Il punto di riferimento normativo resta infatti l’articolo 4 del Dl n. 50/2017, che consente di qualificare i proventi come redditi fondiari solo se l’attività è svolta al di fuori dell’esercizio di impresa. In caso contrario, trova applicazione la disciplina del reddito d’impresa.

Ai sensi dell’articolo 55 del Dpr n. 917/1986, sono infatti redditi d’impresa quelli derivanti dall’esercizio abituale delle attività indicate nell’articolo 2195 c.c. o comunque di attività organizzate per la prestazione di servizi.

Abitualità e organizzazione

La sentenza valorizza in primo luogo il requisito dell’abitualità, che – secondo la giurisprudenza della Cassazione (sentenza 21 giugno 2022, n. 20065) – deve essere inteso come stabilità dell’attività nel tempo con riferimento al periodo d’imposta.

Nel caso concreto, il numero particolarmente elevato di prenotazioni annuali, pari a diverse centinaia, è stato considerato indice di esercizio continuativo e professionale. Analogamente, la prosecuzione dell’attività per più anni, a partire dal 2017, ha escluso qualsiasi carattere occasionale, in linea con quanto affermato anche dalla Corte di giustizia dell’Unione europea (sentenza 26 settembre 1996, causa C-230/94).

Rilevante è stato anche l’utilizzo sistematico delle piattaforme online per la promozione degli immobili, elemento che evidenzia un’organizzazione dell’attività finalizzata alla produzione stabile di reddito. A ciò si aggiungono l’entità dei proventi e la circostanza che tali introiti rappresentassero l’unica fonte di reddito del contribuente.

Sotto il profilo giuridico, la Corte ha inoltre precisato che la nozione fiscale di imprenditore non coincide perfettamente con quella civilistica di cui all’articolo 2082 c.c.: mentre quest’ultima richiede un’attività economica organizzata, l’articolo 55 del Tuir attribuisce rilievo principalmente all’esercizio abituale, anche in assenza di una struttura organizzativa complessa.

Cedolare secca e limiti del regime delle locazioni brevi

La pronuncia affronta anche il tema della cedolare secca, escludendo la possibilità di compensare le imposte accertate con quanto eventualmente versato a tale titolo.

La cedolare secca, infatti, costituisce un regime opzionale alternativo, applicabile esclusivamente alle persone fisiche che non operano nell’esercizio di attività d’impresa (cfr. circolare n. 26/2011). Ne consegue che, una volta qualificata l’attività come imprenditoriale, tale regime non è più utilizzabile, né è possibile scomputare le relative somme.
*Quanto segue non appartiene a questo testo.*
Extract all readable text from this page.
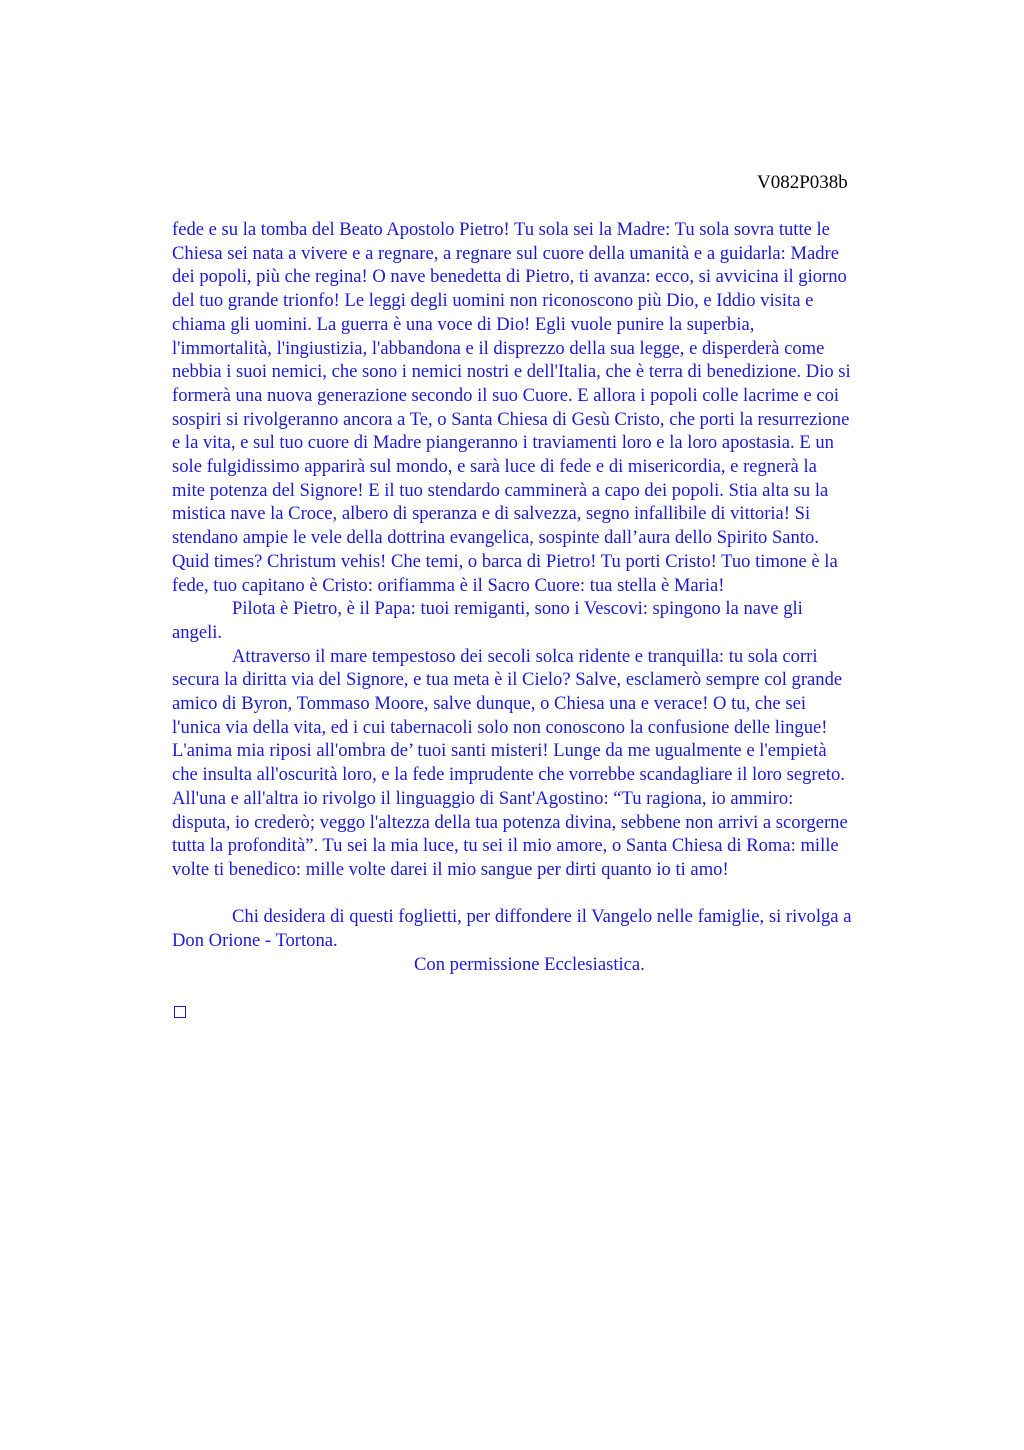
V082P038b
fede e su la tomba del Beato Apostolo Pietro! Tu sola sei la Madre: Tu sola sovra tutte le
Chiesa sei nata a vivere e a regnare, a regnare sul cuore della umanità e a guidarla: Madre
dei popoli, più che regina! O nave benedetta di Pietro, ti avanza: ecco, si avvicina il giorno
del tuo grande trionfo! Le leggi degli uomini non riconoscono più Dio, e Iddio visita e
chiama gli uomini. La guerra è una voce di Dio! Egli vuole punire la superbia,
l'immortalità, l'ingiustizia, l'abbandona e il disprezzo della sua legge, e disperderà come
nebbia i suoi nemici, che sono i nemici nostri e dell'Italia, che è terra di benedizione. Dio si
formerà una nuova generazione secondo il suo Cuore. E allora i popoli colle lacrime e coi
sospiri si rivolgeranno ancora a Te, o Santa Chiesa di Gesù Cristo, che porti la resurrezione
e la vita, e sul tuo cuore di Madre piangeranno i traviamenti loro e la loro apostasia. E un
sole fulgidissimo apparirà sul mondo, e sarà luce di fede e di misericordia, e regnerà la
mite potenza del Signore! E il tuo stendardo camminerà a capo dei popoli. Stia alta su la
mistica nave la Croce, albero di speranza e di salvezza, segno infallibile di vittoria! Si
stendano ampie le vele della dottrina evangelica, sospinte dall’aura dello Spirito Santo.
Quid times? Christum vehis! Che temi, o barca di Pietro! Tu porti Cristo! Tuo timone è la
fede, tuo capitano è Cristo: orifiamma è il Sacro Cuore: tua stella è Maria!
Pilota è Pietro, è il Papa: tuoi remiganti, sono i Vescovi: spingono la nave gli
angeli.
Attraverso il mare tempestoso dei secoli solca ridente e tranquilla: tu sola corri
secura la diritta via del Signore, e tua meta è il Cielo? Salve, esclamerò sempre col grande
amico di Byron, Tommaso Moore, salve dunque, o Chiesa una e verace! O tu, che sei
l'unica via della vita, ed i cui tabernacoli solo non conoscono la confusione delle lingue!
L'anima mia riposi all'ombra de’ tuoi santi misteri! Lunge da me ugualmente e l'empietà
che insulta all'oscurità loro, e la fede imprudente che vorrebbe scandagliare il loro segreto.
All'una e all'altra io rivolgo il linguaggio di Sant'Agostino: “Tu ragiona, io ammiro:
disputa, io crederò; veggo l'altezza della tua potenza divina, sebbene non arrivi a scorgerne
tutta la profondità”. Tu sei la mia luce, tu sei il mio amore, o Santa Chiesa di Roma: mille
volte ti benedico: mille volte darei il mio sangue per dirti quanto io ti amo!
Chi desidera di questi foglietti, per diffondere il Vangelo nelle famiglie, si rivolga a
Don Orione - Tortona.
Con permissione Ecclesiastica.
In termini più generali, la disciplina delle locazioni brevi si applica ai contratti di durata non superiore a 30 giorni stipulati da persone fisiche al di fuori dell’attività d’impresa. Anche in assenza di servizi accessori, il superamento di determinati indici di organizzazione e abitualità può determinare il passaggio al regime imprenditoriale.

Sul piano normativo, la legge n. 178/2020 (articolo 1, commi 595 e 596) aveva già introdotto un limite massimo di quattro immobili per periodo d’imposta. Con la legge di bilancio 2026, tale soglia è stata ridotta a due unità immobiliari, restringendo ulteriormente l’ambito applicativo del regime delle locazioni brevi.

Ne consegue che, al ricorrere di tali condizioni, l’attività di locazione turistica deve essere qualificata come attività d’impresa, con applicazione della disciplina fiscale ordinaria e degli obblighi amministrativi connessi, tra cui la presentazione della Scia presso il Suap competente.